The acoustic scattering technique is a powerful tool in the non-destructive control and evaluation of structures. In many real applications, it is important to study the acoustic scattering in bistatic configuration (the emitter is far from the receiver) since it allows to give multiple viewpoints of the considered structure. The present paper investigates both theoretically and experimentally the acoustic scattering in different viewpoints of a cylindrical shell. To analyse the bistatic evolution of the acoustic scattering, we call upon the clockwise and counterclockwise waves propagating on the cylindrical shell. The use of time–angle representation gives a map of the different waves circumnavigating around the shell. This representation allows to show the chronological evolution of the acoustic scattering as a function of the azimuthal angle. The conducted spectral analysis reveals that the frequency content of the scattered acoustic response varies from one location to another. The majority of the resonant frequencies can be detected in the monostatic configuration (the emitter and receiver are co-located).
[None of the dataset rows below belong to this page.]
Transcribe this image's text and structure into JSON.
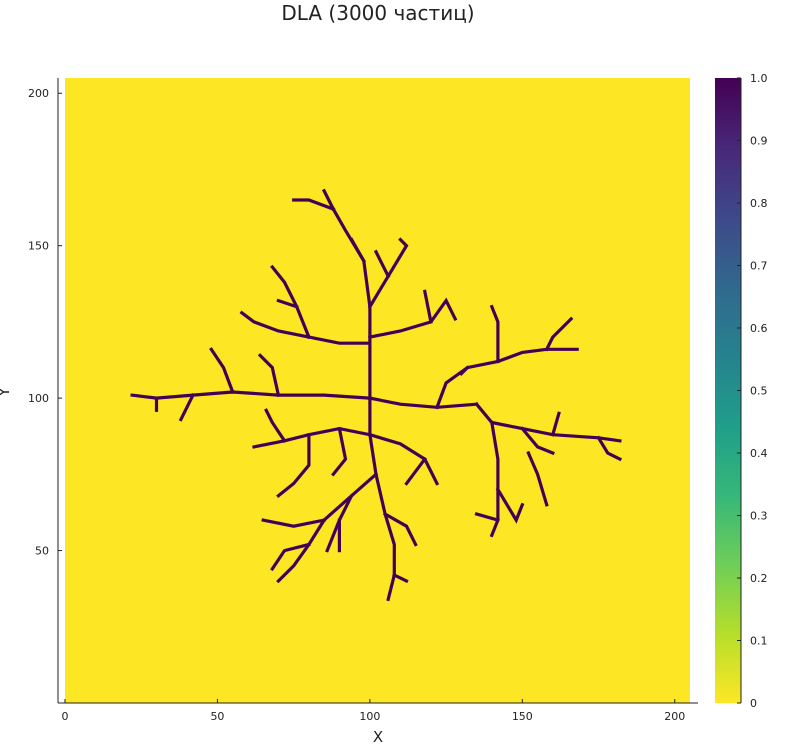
{
  "chart_data": {
    "type": "heatmap",
    "title": "DLA  (3000 частиц)",
    "xlabel": "X",
    "ylabel": "Y",
    "xlim": [
      0,
      205
    ],
    "ylim": [
      0,
      205
    ],
    "xticks": [
      0,
      50,
      100,
      150,
      200
    ],
    "yticks": [
      50,
      100,
      150,
      200
    ],
    "colorbar": {
      "range": [
        0,
        1
      ],
      "ticks": [
        "0",
        "0.1",
        "0.2",
        "0.3",
        "0.4",
        "0.5",
        "0.6",
        "0.7",
        "0.8",
        "0.9",
        "1.0"
      ],
      "colormap": "viridis",
      "stops": [
        "#fde725",
        "#b5de2b",
        "#6ece58",
        "#35b779",
        "#1f9e89",
        "#26828e",
        "#31688e",
        "#3e4989",
        "#482878",
        "#440154"
      ]
    },
    "grid": false,
    "background_value": 0,
    "cluster_value": 1,
    "cluster_color": "#440154",
    "background_color": "#fde725",
    "cluster_paths": [
      [
        [
          100,
          100
        ],
        [
          100,
          130
        ],
        [
          98,
          145
        ],
        [
          92,
          155
        ],
        [
          88,
          162
        ]
      ],
      [
        [
          88,
          162
        ],
        [
          85,
          168
        ]
      ],
      [
        [
          88,
          162
        ],
        [
          80,
          165
        ],
        [
          75,
          165
        ]
      ],
      [
        [
          100,
          130
        ],
        [
          106,
          140
        ],
        [
          112,
          150
        ],
        [
          110,
          152
        ]
      ],
      [
        [
          106,
          140
        ],
        [
          102,
          148
        ]
      ],
      [
        [
          98,
          145
        ],
        [
          94,
          152
        ]
      ],
      [
        [
          100,
          118
        ],
        [
          90,
          118
        ],
        [
          80,
          120
        ],
        [
          70,
          122
        ],
        [
          62,
          125
        ],
        [
          58,
          128
        ]
      ],
      [
        [
          80,
          120
        ],
        [
          76,
          130
        ],
        [
          72,
          138
        ],
        [
          68,
          143
        ]
      ],
      [
        [
          76,
          130
        ],
        [
          70,
          132
        ]
      ],
      [
        [
          100,
          120
        ],
        [
          110,
          122
        ],
        [
          120,
          125
        ],
        [
          125,
          132
        ],
        [
          128,
          126
        ]
      ],
      [
        [
          120,
          125
        ],
        [
          118,
          135
        ]
      ],
      [
        [
          100,
          100
        ],
        [
          85,
          101
        ],
        [
          70,
          101
        ],
        [
          55,
          102
        ],
        [
          42,
          101
        ],
        [
          30,
          100
        ],
        [
          22,
          101
        ]
      ],
      [
        [
          42,
          101
        ],
        [
          38,
          93
        ]
      ],
      [
        [
          55,
          102
        ],
        [
          52,
          110
        ],
        [
          48,
          116
        ]
      ],
      [
        [
          70,
          101
        ],
        [
          68,
          110
        ],
        [
          64,
          114
        ]
      ],
      [
        [
          30,
          100
        ],
        [
          30,
          96
        ]
      ],
      [
        [
          100,
          100
        ],
        [
          110,
          98
        ],
        [
          122,
          97
        ],
        [
          135,
          98
        ]
      ],
      [
        [
          122,
          97
        ],
        [
          125,
          105
        ],
        [
          132,
          110
        ],
        [
          142,
          112
        ],
        [
          150,
          115
        ],
        [
          158,
          116
        ],
        [
          168,
          116
        ]
      ],
      [
        [
          142,
          112
        ],
        [
          142,
          125
        ],
        [
          140,
          130
        ]
      ],
      [
        [
          158,
          116
        ],
        [
          160,
          120
        ],
        [
          166,
          126
        ]
      ],
      [
        [
          132,
          110
        ],
        [
          130,
          108
        ]
      ],
      [
        [
          135,
          98
        ],
        [
          140,
          92
        ],
        [
          150,
          90
        ],
        [
          160,
          88
        ],
        [
          175,
          87
        ],
        [
          182,
          86
        ]
      ],
      [
        [
          150,
          90
        ],
        [
          155,
          84
        ],
        [
          160,
          82
        ]
      ],
      [
        [
          175,
          87
        ],
        [
          178,
          82
        ],
        [
          182,
          80
        ]
      ],
      [
        [
          160,
          88
        ],
        [
          162,
          95
        ]
      ],
      [
        [
          140,
          92
        ],
        [
          142,
          80
        ],
        [
          142,
          70
        ],
        [
          142,
          60
        ],
        [
          140,
          55
        ]
      ],
      [
        [
          142,
          70
        ],
        [
          148,
          60
        ],
        [
          150,
          65
        ]
      ],
      [
        [
          142,
          60
        ],
        [
          135,
          62
        ]
      ],
      [
        [
          152,
          82
        ],
        [
          155,
          75
        ],
        [
          158,
          65
        ]
      ],
      [
        [
          100,
          100
        ],
        [
          100,
          88
        ],
        [
          102,
          75
        ],
        [
          105,
          62
        ],
        [
          108,
          52
        ],
        [
          108,
          42
        ],
        [
          106,
          34
        ]
      ],
      [
        [
          102,
          75
        ],
        [
          94,
          68
        ],
        [
          90,
          60
        ],
        [
          86,
          50
        ]
      ],
      [
        [
          105,
          62
        ],
        [
          112,
          58
        ],
        [
          115,
          52
        ]
      ],
      [
        [
          108,
          42
        ],
        [
          112,
          40
        ]
      ],
      [
        [
          94,
          68
        ],
        [
          85,
          60
        ],
        [
          80,
          52
        ],
        [
          75,
          45
        ],
        [
          70,
          40
        ]
      ],
      [
        [
          85,
          60
        ],
        [
          75,
          58
        ],
        [
          65,
          60
        ]
      ],
      [
        [
          80,
          52
        ],
        [
          72,
          50
        ],
        [
          68,
          44
        ]
      ],
      [
        [
          90,
          60
        ],
        [
          90,
          50
        ]
      ],
      [
        [
          100,
          88
        ],
        [
          90,
          90
        ],
        [
          80,
          88
        ],
        [
          72,
          86
        ],
        [
          62,
          84
        ]
      ],
      [
        [
          80,
          88
        ],
        [
          80,
          78
        ],
        [
          75,
          72
        ],
        [
          70,
          68
        ]
      ],
      [
        [
          72,
          86
        ],
        [
          68,
          92
        ],
        [
          66,
          96
        ]
      ],
      [
        [
          100,
          88
        ],
        [
          110,
          85
        ],
        [
          118,
          80
        ],
        [
          122,
          72
        ]
      ],
      [
        [
          118,
          80
        ],
        [
          112,
          72
        ]
      ],
      [
        [
          90,
          90
        ],
        [
          92,
          80
        ],
        [
          88,
          75
        ]
      ]
    ]
  }
}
The application of the time–frequency method on the experimental acoustic signals recorded in different viewpoints of the shell allows to analyse and follow the time and frequency shifts of the clockwise and counterclockwise waves propagating on the cylindrical structure. The echo patterns observed in the time–frequency plane are used to estimate the arrival times of the clockwise and counterclockwise waves as a function of the azimuthal angle. Based on the obtained arrival times, we estimate the delay between the clockwise and counterclockwise waves and therefore their group velocities.